Deuxièmement, l’argumentation attaque directement le fond de ma doctrine, les questions de l’unité de composition organique. Ne serait-ce effectivement, comme cette attaque le donne à entendre, qu’une de ces fausses doctrines, produit fâcheux de propositions illusoires, de chimères prétendues philosophiques[2], telles que l’abus dans l’emploi des bonnes choses, en a si malheureusement et si souvent fait éclore. Ceci me concerne uniquement, et j’en prendrai personnellement souci. On sait que c’est le rêve heureux ou malheureux de ma vie scientifique. Là ont abouti toutes mes recherches, les travaux de quarante années entrepris avec courage et suivis avec persévérance. Voilà ce qu’il serait regrettable d’avoir fait sans fruit, mais je n’en suis pas encore réduit à ce point. Les paroles que je viens d’entendre n’ont en rien ébranlé mon intime conviction ; c’est tout ce que je puis me permettre de dire en ce moment. Je défendrai ce qui est propre à ma doctrine autrement que par cette allégation, et je le ferai par un mémoire que je me flatte d’apporter lundi prochain.

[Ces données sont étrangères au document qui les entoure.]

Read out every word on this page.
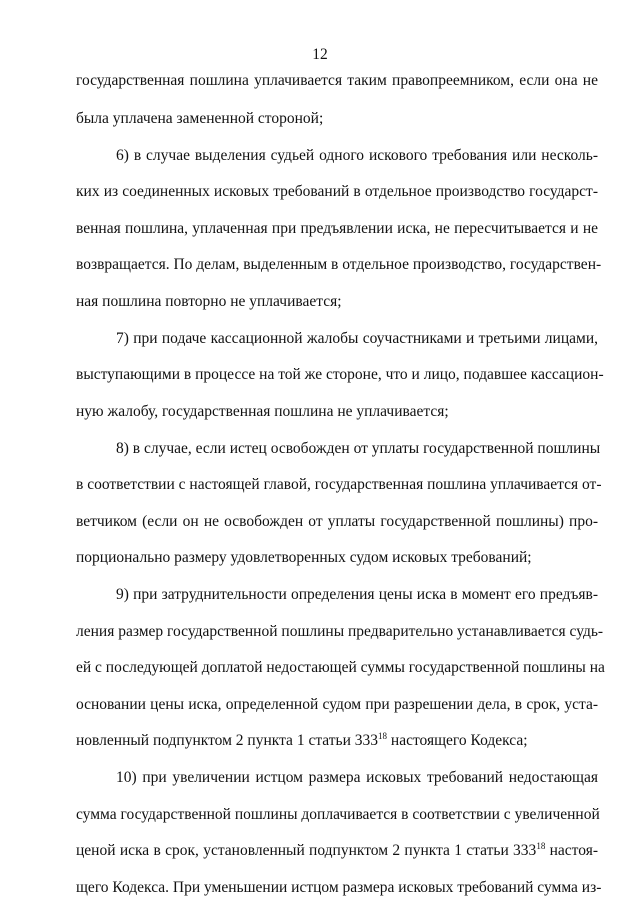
12
государственная пошлина уплачивается таким правопреемником, если она не
была уплачена замененной стороной;
6) в случае выделения судьей одного искового требования или несколь-
ких из соединенных исковых требований в отдельное производство государст-
венная пошлина, уплаченная при предъявлении иска, не пересчитывается и не
возвращается. По делам, выделенным в отдельное производство, государствен-
ная пошлина повторно не уплачивается;
7) при подаче кассационной жалобы соучастниками и третьими лицами,
выступающими в процессе на той же стороне, что и лицо, подавшее кассацион-
ную жалобу, государственная пошлина не уплачивается;
8) в случае, если истец освобожден от уплаты государственной пошлины
в соответствии с настоящей главой, государственная пошлина уплачивается от-
ветчиком (если он не освобожден от уплаты государственной пошлины) про-
порционально размеру удовлетворенных судом исковых требований;
9) при затруднительности определения цены иска в момент его предъяв-
ления размер государственной пошлины предварительно устанавливается судь-
ей с последующей доплатой недостающей суммы государственной пошлины на
основании цены иска, определенной судом при разрешении дела, в срок, уста-
новленный подпунктом 2 пункта 1 статьи $333^{18}$ настоящего Кодекса;
10) при увеличении истцом размера исковых требований недостающая
сумма государственной пошлины доплачивается в соответствии с увеличенной
ценой иска в срок, установленный подпунктом 2 пункта 1 статьи $333^{18}$ настоя-
щего Кодекса. При уменьшении истцом размера исковых требований сумма из-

  1. J’ai retrouvé dans les recueils de médecine et dans mes souvenirs les fragmens principaux du discours que je prononçai après la vive attaque qui précède ; je n’ai pu éviter de donner ici cette improvisation, parce que mes répliques écrites qui suivent s’y réfèrent. J’y trouve au surplus, pour mes lecteurs, cet avantage qu’ils n’en connaîtront que mieux les événemens et accidens de notre premier engagement ; premier, ai-je pu dire, car il n’y avait dans mon Rapport sur les mollusques ni la forme ni le ton d’une provocation.
  2. J’apprends que les Considérations sur les mollusques et en particulier sur les céphalopodes, c’est-à-dire, tout le mémoire auquel ce présent article a répondu verbalement, le même jour 22 février, s’imprime dans la Revue encyclopédique, pour paraître dans le cahier d’avril 1830, tome 46. Je ne puis m’inquiéter de cette publication paraissant sans les plaidoiries que j’y ai opposées, quand je considère que ce vaste recueil contient depuis long-temps les plus forts argumens en faveur de ma doctrine. M. le docteur Pariset en a donné les principes généraux, tome III, page 32 ; M. Flourens y a consacré aussi un article dans le tome V, pag. 219, sous le titre d’Essai sur l’esprit et l’influence de la philosophie anatomique ; article où son auteur conclut que « la marche philosophique imprimée désormais à la science de l’anatomie comparative, en rendra facile une application directe et rigoureuse, et que M. G. S. H. lui aura acquis tous les genres de perfection : car il l’aura généralisée et popularisée. » Je citerai encore un troisième article de la Revue encyclopédique, publié dans le cahier de février 1823, tome XVI ; il est de M. Frédéric Cuvier. Le dernier paragraphe de cet article semble avoir été écrit sous une inspiration toute prophétique. Les circonstances difficiles aujourd’hui pour moi me feront pardonner de l’employer textuellement. « Un ouvrage (Philosophie anatomique, tome II) rempli de tant de faits, de tant d’aperçus nouveaux, dans lequel on s’est si fort écarté des sentiers battus, ne peut manquer d’exciter un grand intérêt et de faire naître de nombreuses et vives discussions. On n’arrive pas non plus au pouvoir dans les sciences, sans avoir des combats à soutenir et des rivaux à vaincre. Celui qui veut entrer dans la lice du savoir a aussi besoin de force et de persévérance : mais au moins, dans ces combats pour la vérité, tous les efforts sont utiles, tous tendent à la faire paraître plus vive et plus resplendissante ; aussi, sans avoir des droits égaux, ils en ont d’incontestables à l’estime et à la reconnaissance. Dans ces sortes de débats, c’est le temps qui éclaire et la postérité qui juge : et s’il est quelquefois permis de la devancer pour applaudir, c’est lorsque les auteurs, ainsi que M. Geoffroy, rendent aux sciences d’éminens services, à l’Utilité. Utilitati est en effet l’épigraphe de l’ouvrage dont nous venons de donner une rapide analyse. » F. Cuvier ; Revue etc.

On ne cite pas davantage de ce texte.